The chances of those happening though are low. As the cornerstone of its reforms, the BoG enforced a 233 per cent increase in the minimum capital requirement for commercial banks to GHc400 million with similarly steep increases instituted for savings and loans companies, rural and community banks, microfinance institutions and specialised non-bank finance houses alike.
Capital buffer
At the same time, the BoG insisted on a three per cent capital buffer on top of the 10 per cent minimum capital adequacy ratio thus raising the effective minimum CAR to 13 per cent.
Alongside all this, the BoG introduced a comprehensive array of corporate governance directives to ensure that the poor corporate governance and risk management practices which had jeopardised the troubled financial intermediaries in the first place do not occur again going forward.

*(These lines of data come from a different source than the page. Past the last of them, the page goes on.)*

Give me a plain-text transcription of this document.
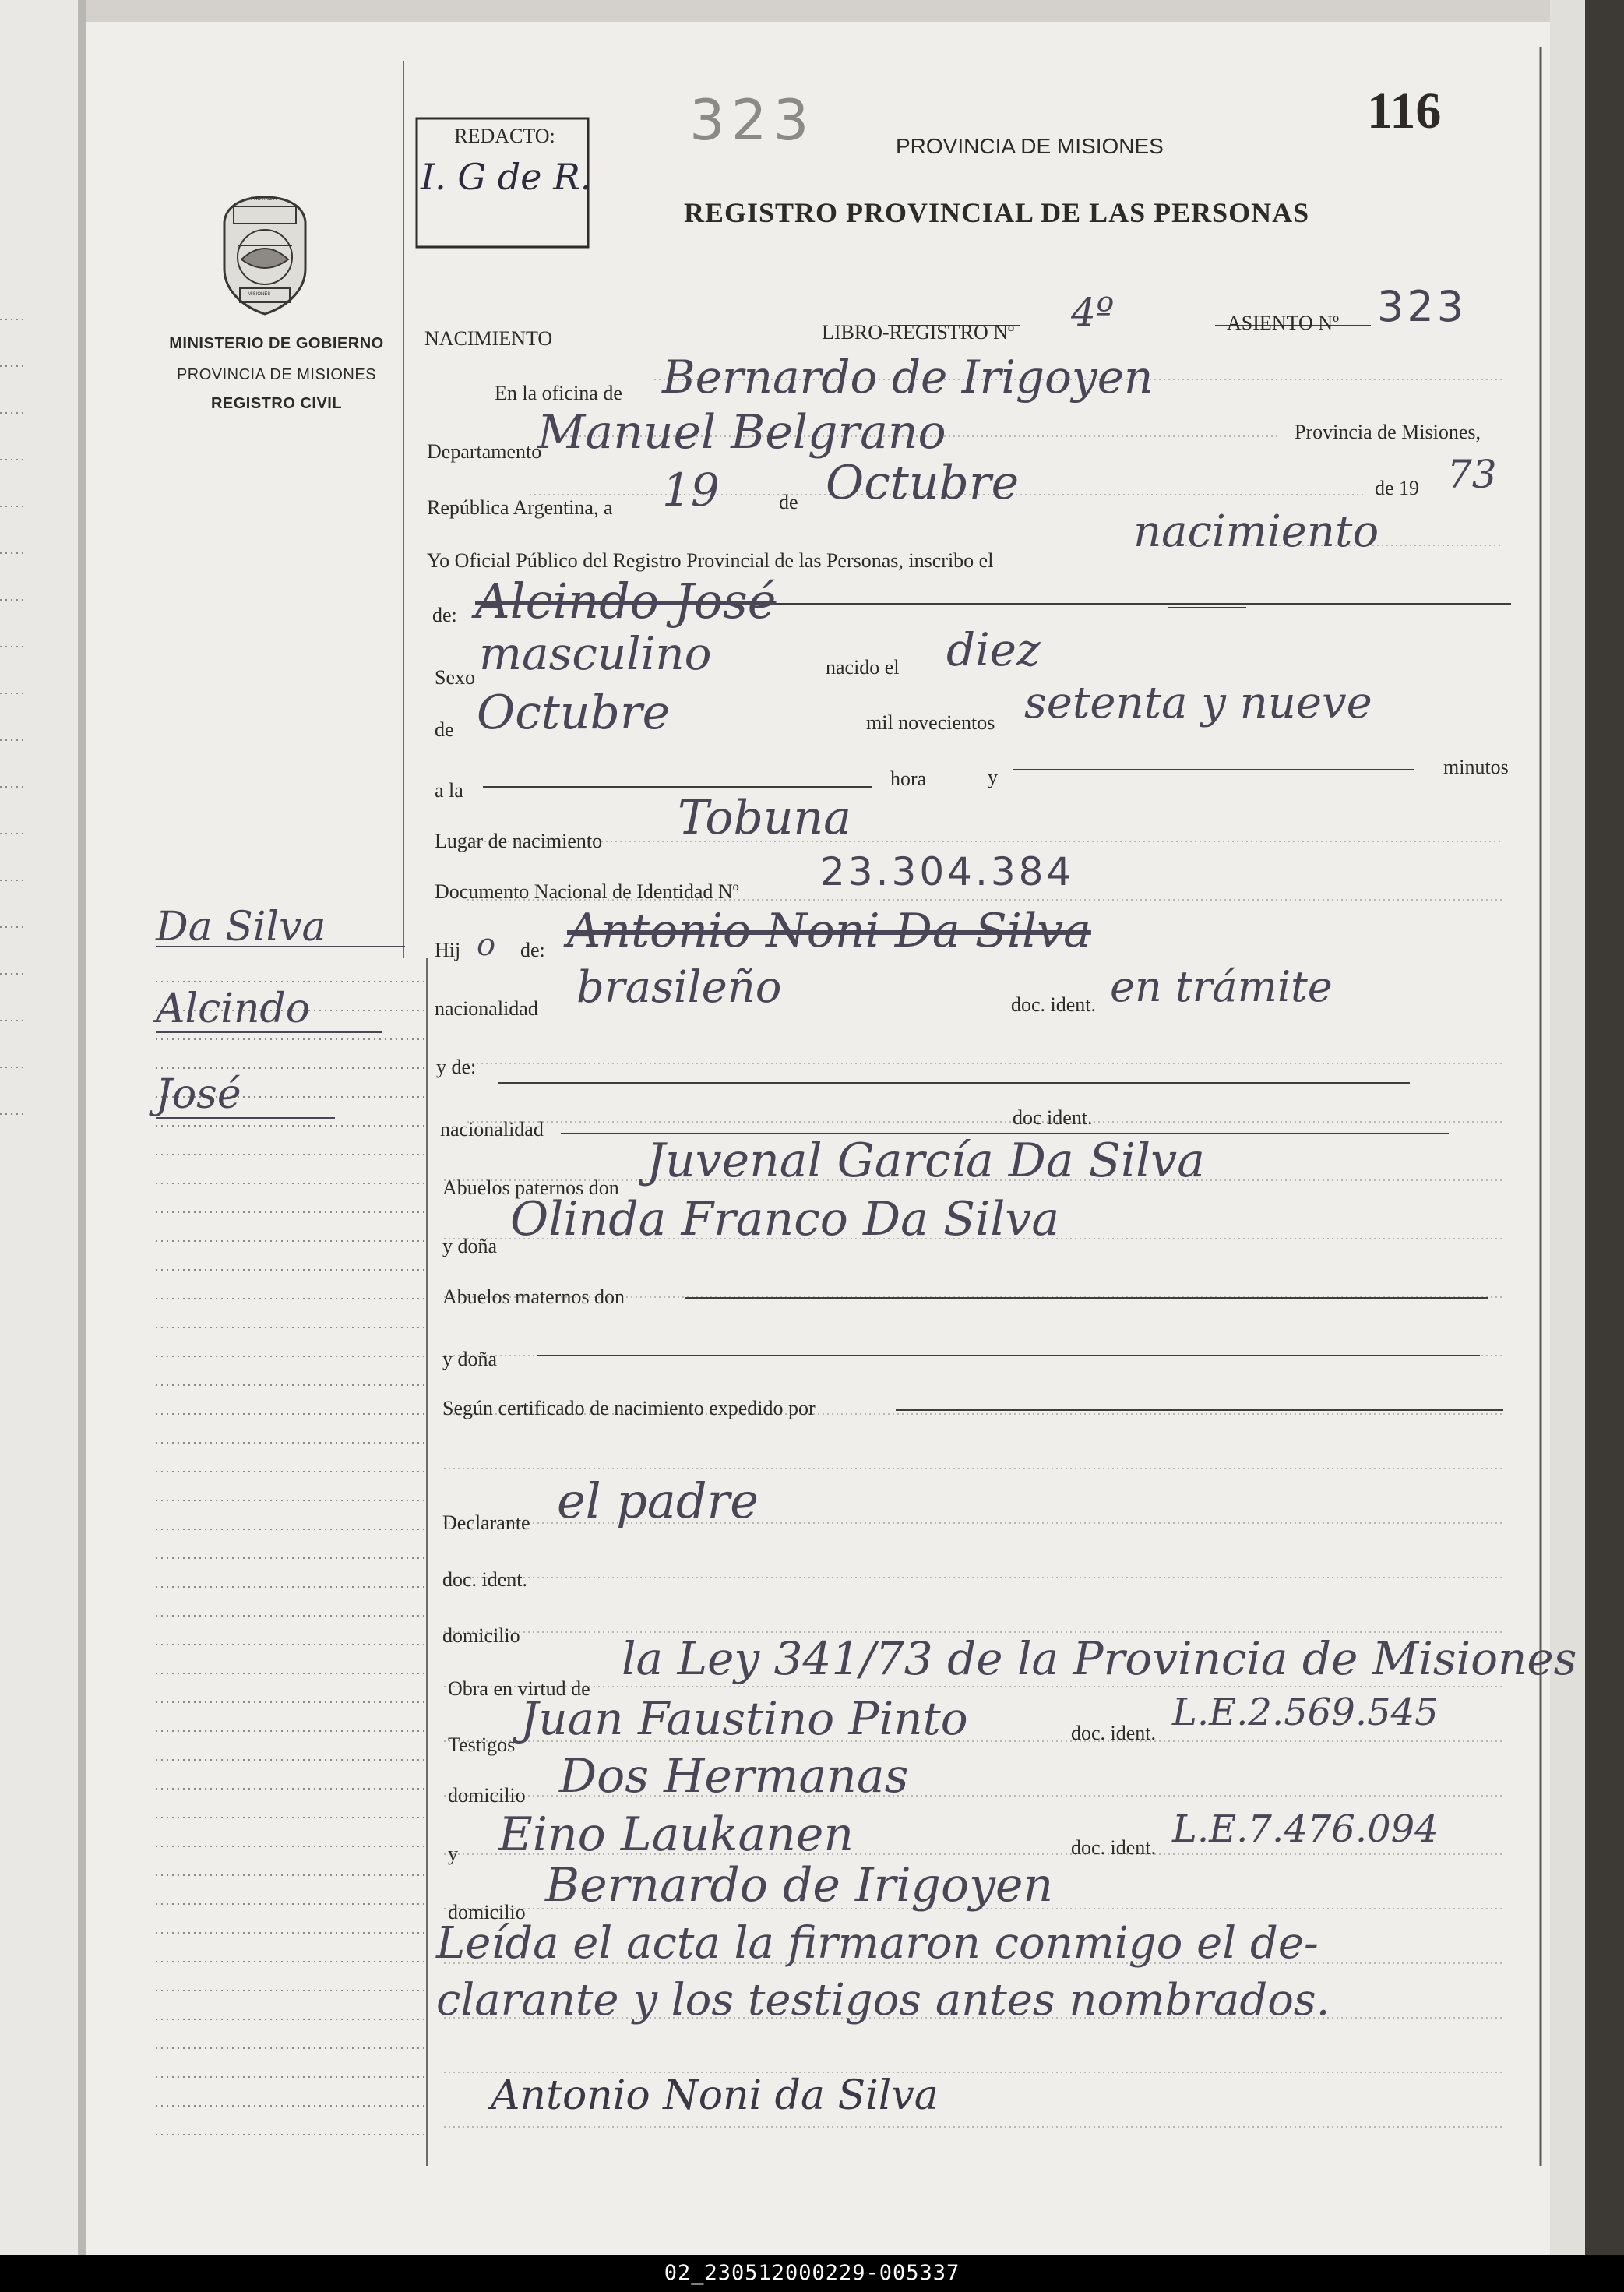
PROVINCIA
MISIONES
MINISTERIO DE GOBIERNO
PROVINCIA DE MISIONES
REGISTRO CIVIL
Da Silva
Alcindo
José
REDACTO:
I. G de R.
323	116
PROVINCIA DE MISIONES
REGISTRO PROVINCIAL DE LAS PERSONAS
NACIMIENTO	LIBRO-REGISTRO Nº 4º	ASIENTO Nº 323
En la oficina de Bernardo de Irigoyen
Departamento
Manuel Belgrano	Provincia de Misiones,
República Argentina, a 19	de Octubre	de 19 73
Yo Oficial Público del Registro Provincial de las Personas, inscribo el
nacimiento
de: Alcindo José
Sexo masculino	nacido el diez
de Octubre	mil novecientos setenta y nueve
a la
hora	y	minutos
Lugar de nacimiento Tobuna
Documento Nacional de Identidad Nº 23.304.384
Hij o de: Antonio Noni Da Silva
nacionalidad brasileño	doc. ident. en trámite
y de:
nacionalidad
doc ident.
Abuelos paternos don Juvenal García Da Silva
y doña Olinda Franco Da Silva
Abuelos maternos don
y doña
Según certificado de nacimiento expedido por
Declarante el padre
doc. ident.
domicilio
Obra en virtud de
la Ley 341/73 de la Provincia de Misiones
Testigos Juan Faustino Pinto	doc. ident. L.E.2.569.545
domicilio Dos Hermanas
y Eino Laukanen	doc. ident. L.E.7.476.094
domicilio Bernardo de Irigoyen
Leída el acta la firmaron conmigo el de-
clarante y los testigos antes nombrados.
Antonio Noni da Silva
02_230512000229-005337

The impact of the BoG’s financial sector reforms have proved crucial; without them Ghana’s financial intermediation industry as a whole would have collapsed like a pack of cards under the financial pressures imposed by the effects of COVID-19 on the economy when there was an unprecedented run on their deposits by panicked customers.
Indeed, the ability of the banks to survive the effects of the recently concluded Domestic Debt Exchange Programme will be the result of those reforms, coupled with the financial stability fund instituted by government and the emergency liquidity assistance which the BoG is putting at their disposal.
It has not all been smooth sailing though. The IMF remains critical of the BoG’s financing of government in 2022 to the tune of some GHc50 million; although showing empathy for the need to avoid defaults on maturing public debt , the fund notes that has been a major cause of the ongoing inflationary surge and also given government temporary space to continue its fiscal expenditure inefficiencies.
But even in this, the BoG is in basic agreement with the IMF. The two institutions are still basically on the same page although that page seems quite different from the one which government itself is.
Which is why the best way forward for Ghana as it enters a new IMF programme is for the two institutions to form a tag team; quite the opposite of the fears that the IMF is going to exert undue influence on Ghana’s central bank.